E il ruolo dei partiti in tutto ciò?

 Perché i partiti sono diventati così remissivi nei confronti dei tecnici? Perché il Pd non fa opposizione e sostanzialmente non chiede nemmeno nuove elezioni? Perché mai gente che ha militato nel Pci è diventata così reazionaria da accettare certe logiche? Secondo me perché non sono manipolatori dell'opinione pubblica ma sono anche loro manipolati. Credo che si sia tutti vittime del terrorismo mondiale. Non quello bombarolo ma quello mediatico...
Non c'è rischio di uno scoramento progressivo dei cittadini nei confronti della democrazia? 

Certo, questo è un naturale portato di una situazione del genere. Ma mi chiedo, la democrazia è un regime eterno? Io ci credo sempre di meno. D'altronde una democrazia in cui se non hai mezzo miliardo non riesci a farti eleggere, che democrazia è?
Se le maglie del sistema sono così strette e chi lo guida è sordo per definizione, cosa resta da fare ai cittadini? 

"Che fare?", diceva Lenin. Io ho l'impressione che convenga fare gesti vitali di piccole resistenze marginali. Questo perché la stessa idea di un sistema universale di trasformazione, una rivoluzione mondiale, non viene in mente a nessuno. Oggi non siamo nelle condizioni del proletariato di Marx che non aveva nulla da perdere. Coltivo l'illusione No Tav, una forma di anarchismo diffuso che non cambia il sistema ma che lo umanizza rendendolo lottabile. Si tratta di ritrovare uno spirito esistenzialistico che ci può rendere autentici in questo mondo e che non ci faccia vivere come delle pietre. D'altronde sollevare vuole dire anche sollevarsi.
Qual è il compito di un intellettuale in un mondo di tecnici?

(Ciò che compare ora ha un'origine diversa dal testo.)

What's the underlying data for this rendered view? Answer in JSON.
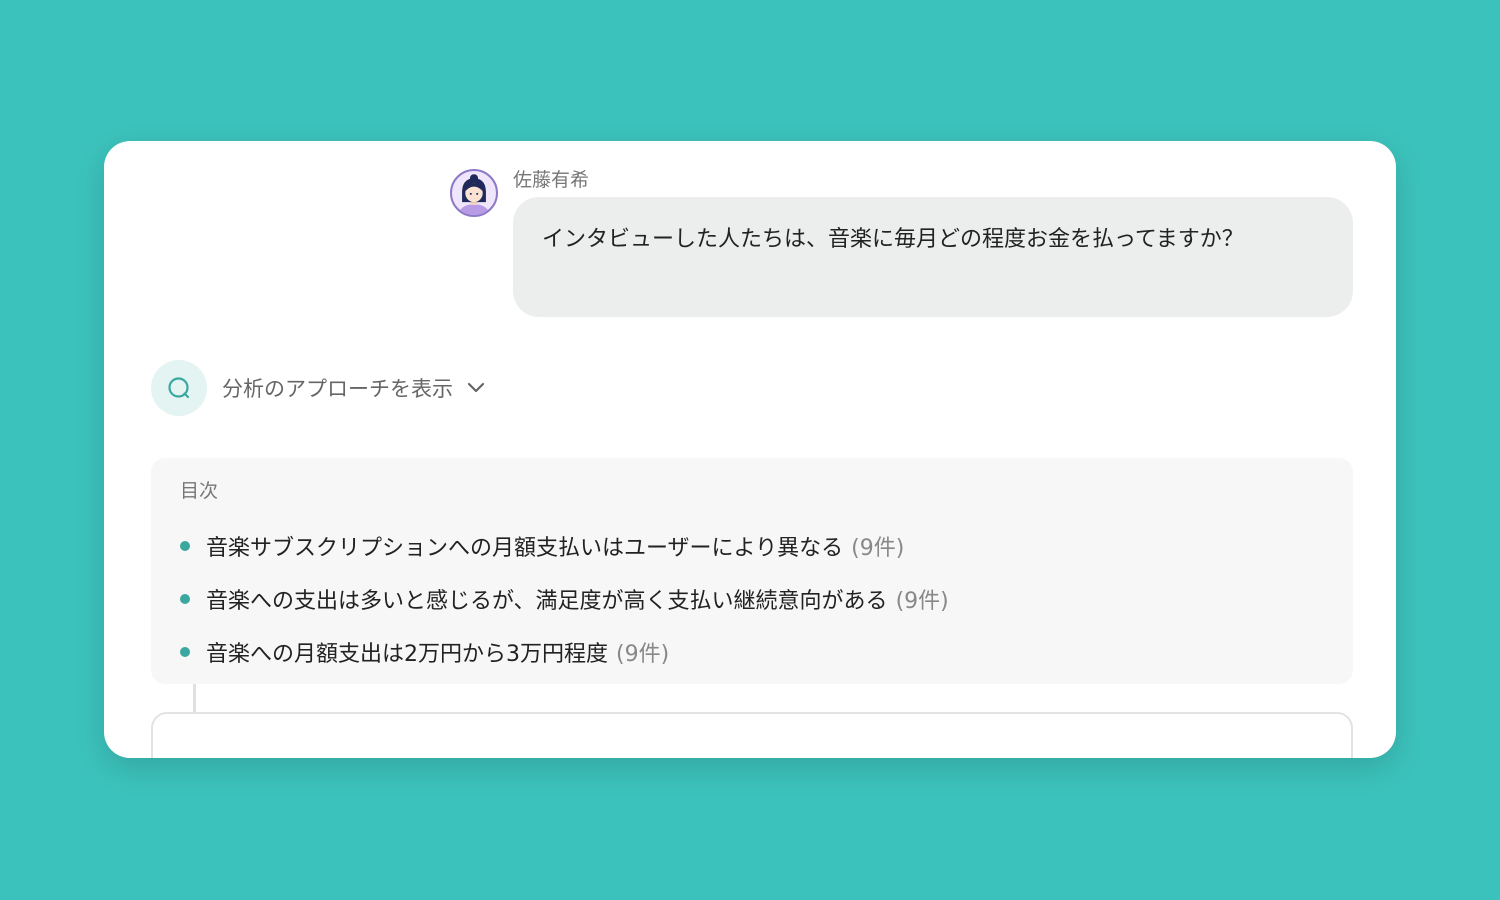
{
  "user": {
    "name": "佐藤有希",
    "message": "インタビューした人たちは、音楽に毎月どの程度お金を払ってますか？"
  },
  "approach": {
    "label": "分析のアプローチを表示",
    "icon": "search-icon"
  },
  "toc": {
    "title": "目次",
    "items": [
      {
        "text": "音楽サブスクリプションへの月額支払いはユーザーにより異なる",
        "count": "(9件)"
      },
      {
        "text": "音楽への支出は多いと感じるが、満足度が高く支払い継続意向がある",
        "count": "(9件)"
      },
      {
        "text": "音楽への月額支出は2万円から3万円程度",
        "count": "(9件)"
      }
    ]
  },
  "colors": {
    "background": "#3cc2bc",
    "accent": "#3aa89f",
    "bubble": "#eceeed",
    "toc_bg": "#f7f7f7"
  }
}
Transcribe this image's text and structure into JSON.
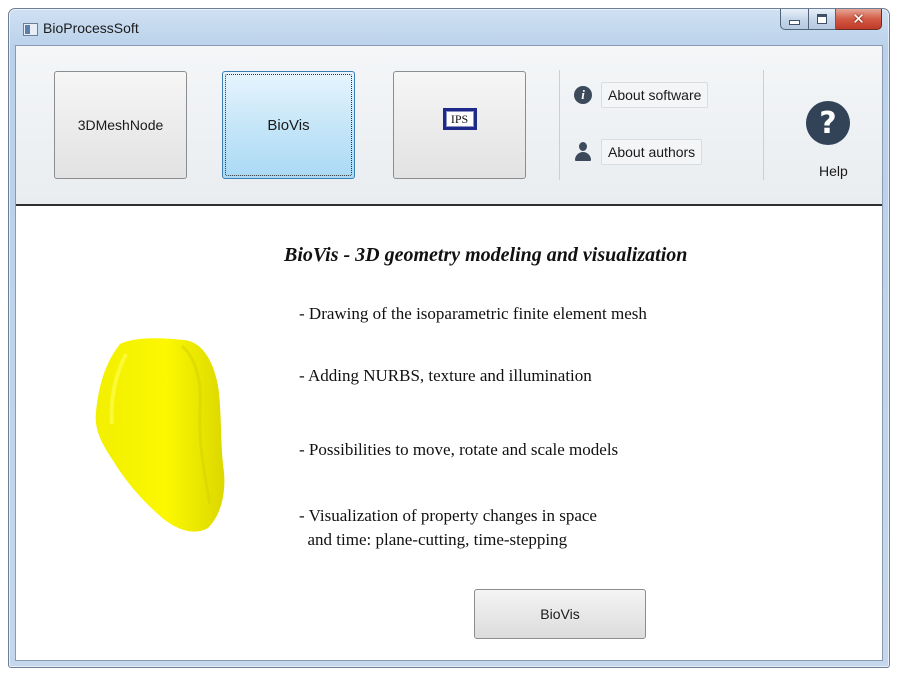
{
  "window": {
    "title": "BioProcessSoft"
  },
  "toolbar": {
    "mesh_label": "3DMeshNode",
    "biovis_label": "BioVis",
    "ips_logo_text": "IPS",
    "about_software_label": "About software",
    "about_authors_label": "About authors",
    "help_label": "Help",
    "help_glyph": "?"
  },
  "content": {
    "headline": "BioVis - 3D geometry modeling and visualization",
    "features": [
      "- Drawing of the isoparametric finite element mesh",
      "- Adding NURBS, texture and illumination",
      "- Possibilities to move, rotate and scale models",
      "- Visualization of property changes in space",
      "  and time: plane-cutting, time-stepping"
    ],
    "launch_button_label": "BioVis"
  },
  "colors": {
    "model_fill": "#f5f200",
    "active_tab": "#c6e6f8",
    "close_button": "#c9432f"
  },
  "icons": {
    "info": "info-icon",
    "authors": "person-icon",
    "help": "question-icon"
  }
}
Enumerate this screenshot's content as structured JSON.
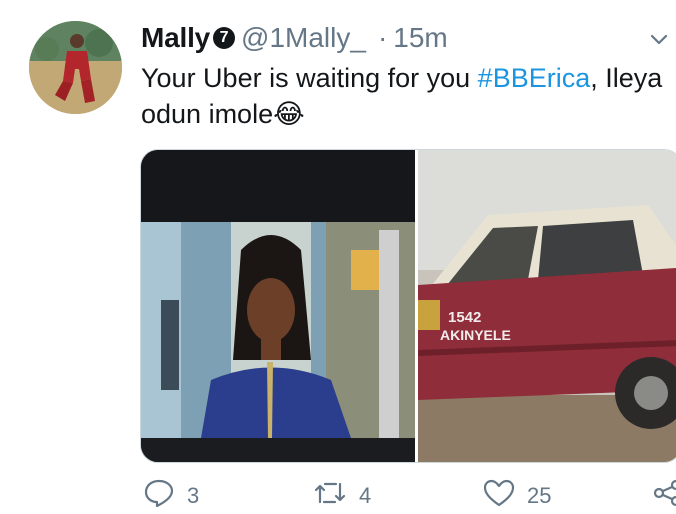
{
  "tweet": {
    "display_name": "Mally",
    "badge": "7",
    "handle": "@1Mally_",
    "separator": "·",
    "timestamp": "15m",
    "text_before": "Your Uber is waiting for you ",
    "hashtag": "#BBErica",
    "text_after": ", Ileya odun imole",
    "emoji": "😂"
  },
  "media": {
    "car_plate": "1542",
    "car_text": "AKINYELE"
  },
  "actions": {
    "reply_count": "3",
    "retweet_count": "4",
    "like_count": "25"
  },
  "icons": {
    "menu": "chevron-down-icon",
    "reply": "reply-icon",
    "retweet": "retweet-icon",
    "like": "heart-icon",
    "share": "share-icon"
  },
  "colors": {
    "text": "#14171a",
    "secondary": "#657786",
    "link": "#1b95e0",
    "border": "#ccd6dd"
  }
}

 Sono convinto che come intellettuale debba predicare il conflitto in tutti i momenti possibili, alla faccia della pace ma d'altronde "la pace è la tranquillità dell'ordine". Poi, forse per l'età, non riesco a vedere un futuro ma solo un dovere a breve scadenza, quello di configgere e stimolare il conflitto. Questo lo si deve fare per respirare.